Однако Тора не разочла, что было всё-таки благоразумнее уезжать и увозить мать даже и больную…
Через два дня после ареста Шварца г-жу Кнаус всё равно заставили подняться на ноги.
В доме появились солдаты с простым капралом, который ими командовал. Поднятая дерзко и грубо, больная женщина с дочерью и сыном была перевезена в ту самую канцелярию, где властвовал долго Шварц. Все трое были заключены вместе в одну из больших камер.
В чём заключалась вина семьи Кнаус, разумеется, никто не говорил, ибо не знал. Были составлены списки близких лиц герцога и его клевретов.
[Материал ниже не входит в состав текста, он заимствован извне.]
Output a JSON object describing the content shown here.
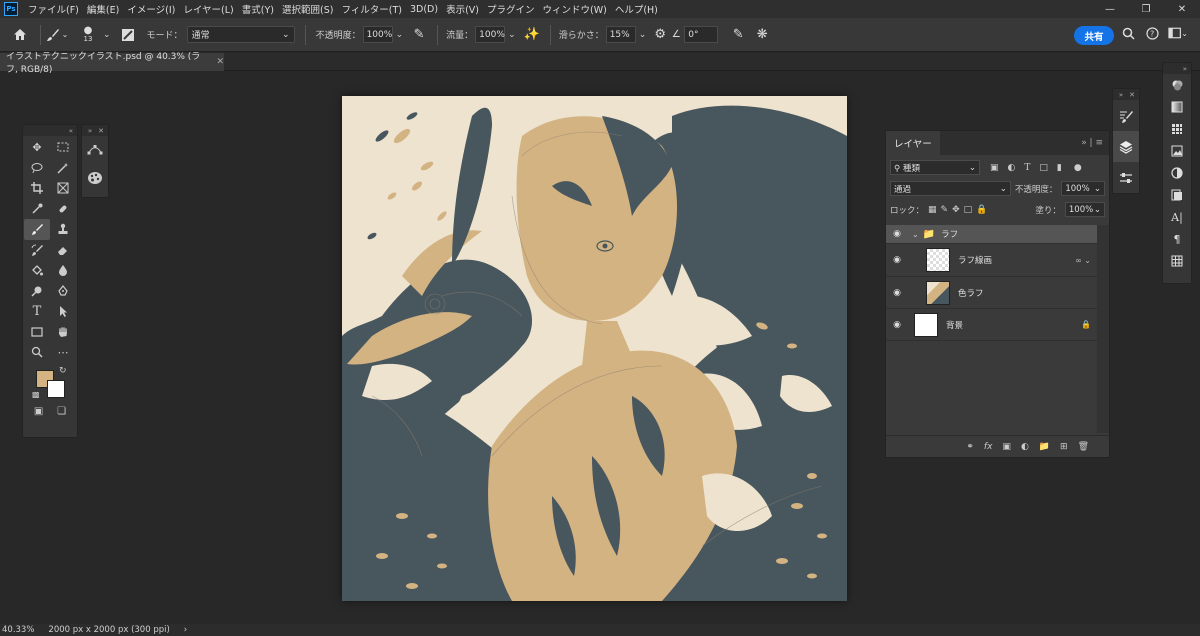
{
  "app": {
    "logo_text": "Ps"
  },
  "menu": [
    "ファイル(F)",
    "編集(E)",
    "イメージ(I)",
    "レイヤー(L)",
    "書式(Y)",
    "選択範囲(S)",
    "フィルター(T)",
    "3D(D)",
    "表示(V)",
    "プラグイン",
    "ウィンドウ(W)",
    "ヘルプ(H)"
  ],
  "options": {
    "brush_size": "13",
    "mode_label": "モード：",
    "mode_value": "通常",
    "opacity_label": "不透明度：",
    "opacity_value": "100%",
    "flow_label": "流量：",
    "flow_value": "100%",
    "smoothing_label": "滑らかさ：",
    "smoothing_value": "15%",
    "angle_value": "0°",
    "share_label": "共有"
  },
  "document": {
    "tab_title": "イラストテクニックイラスト.psd @ 40.3% (ラフ, RGB/8)"
  },
  "colors": {
    "foreground": "#d4b383",
    "background": "#ffffff",
    "accent": "#1473e6"
  },
  "layers_panel": {
    "tab_label": "レイヤー",
    "filter_value": "種類",
    "blend_value": "通過",
    "opacity_label": "不透明度：",
    "opacity_value": "100%",
    "lock_label": "ロック：",
    "fill_label": "塗り：",
    "fill_value": "100%",
    "layers": [
      {
        "name": "ラフ",
        "type": "group"
      },
      {
        "name": "ラフ線画",
        "type": "layer"
      },
      {
        "name": "色ラフ",
        "type": "layer"
      },
      {
        "name": "背景",
        "type": "background"
      }
    ]
  },
  "status": {
    "zoom": "40.33%",
    "doc_info": "2000 px x 2000 px (300 ppi)",
    "arrow": "›"
  }
}
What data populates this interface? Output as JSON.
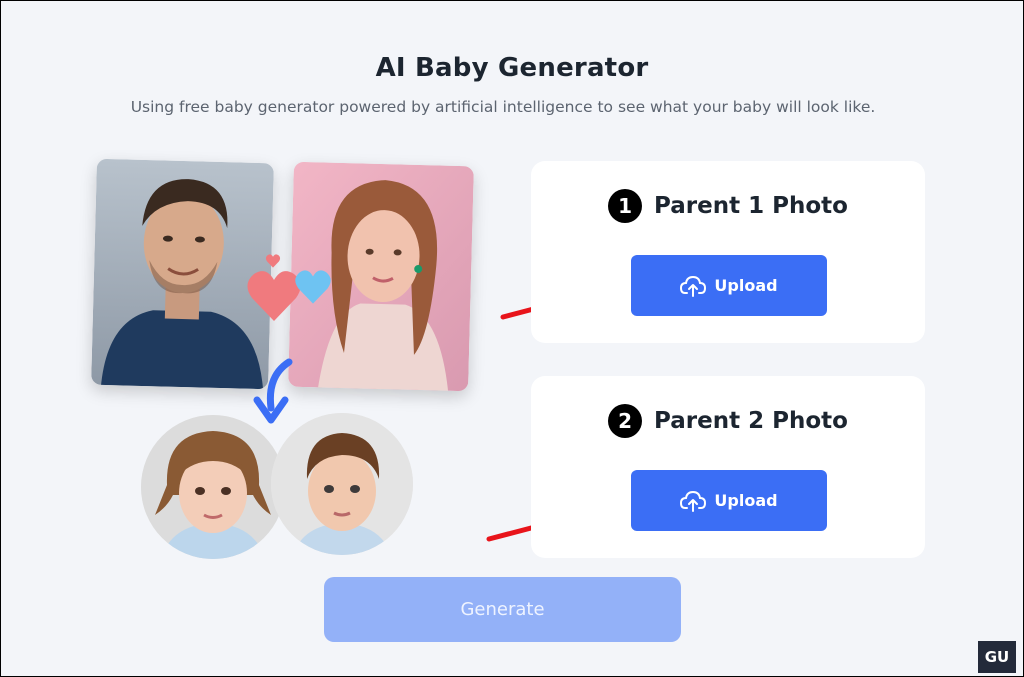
{
  "header": {
    "title": "AI Baby Generator",
    "subtitle": "Using free baby generator powered by artificial intelligence to see what your baby will look like."
  },
  "parent1": {
    "number": "1",
    "title": "Parent 1 Photo",
    "button_label": "Upload"
  },
  "parent2": {
    "number": "2",
    "title": "Parent 2 Photo",
    "button_label": "Upload"
  },
  "generate_label": "Generate",
  "watermark": "GU",
  "colors": {
    "accent": "#3b6ef5",
    "accent_disabled": "#93b1f8",
    "annotation_arrow": "#e8141b",
    "background": "#f3f5f9",
    "card": "#ffffff"
  },
  "icons": {
    "upload": "cloud-upload-icon",
    "heart": "heart-icon",
    "curved_arrow": "curved-arrow-down-icon"
  }
}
Клаусы были в числе первых… Этого было достаточно.
Заарестование семьи немедленно повело к тому, что их квартиру ограбили… сначала солдаты, а затем всякие «незнаемые» люди, явившиеся с улицы, когда раскрытый дом был брошен на произвол судьбы, а прислуга со страху разбежалась.
Допрос Кнаусов и многих других, арестованных по тем же соображениям, был, однако, отложен на неопределённое время… Канцелярия была заперта. Всё, её изображавшее, её наличный состав, преобразилось за двое суток в арестантов. Ходили слухи, что обновлённая канцелярия составляется из приверженцев первого министра графа Миниха, но вступят в должность и начнут чинить суд и расправу они ещё не скоро.
Положение Кнаусов и им подобных было исключительно в том отношении, что им окончательно не у кого было просить покровительства и защиты.
Народилась новая немецкая же партия — приверженцы правительницы и принца-генералиссимуса, — которая относилась к ним, казалось, даже враждебнее, чем русские.
Всё, что поднялось к власти, ненавидело своих павших соотчичей и презрительно звало их кличкой die Kurländer (курляндцы).
XXXVII
Пётр Львов, освобождённый по делу, возникшему вследствие доноса князя Черкасского, и затем тотчас же арестованный вновь, не знал окончательно, как объяснить свой арест. Но с первых же слов допроса пред грозным Ушаковым он понял всё и пришёл в отчаяние. Он понял, что всё открыто и известно судьям и что его отец и сестра взяты тоже.
Разумеется, он тотчас снова обратился к Торе Кнаус. Она хлопотала за него. Карл явился к нему в крепость. Но вести были плохие. Наконец дело повернулось ужасно… Теперь он лежал на кровати с глухой болью во всех членах и с жгучей болью в спине. Вчера вечером, вызванный пред полуночью к допросу, он был подвергнут пытке… Но телесное страдание заглушалось чувством стыда и страшного озлобления. Впрочем, вообще мысль о себе самом приходила лишь изредка. Постоянная мысль об отце и сестре преобладала и лежала на сердце гнетом. Он ничего не знал об их судьбе. Вина его увеличилась, а виновником этого был он же сам, давший отцу средство бежать. Теперь, почему знать, старика могут тоже начать пытать. А разве он, дряхлый и хилый здоровьем, может выдержать истязание? Сестра тоже жила более или менее спокойно в деревне, а по его вине теперь попала в число заключённых.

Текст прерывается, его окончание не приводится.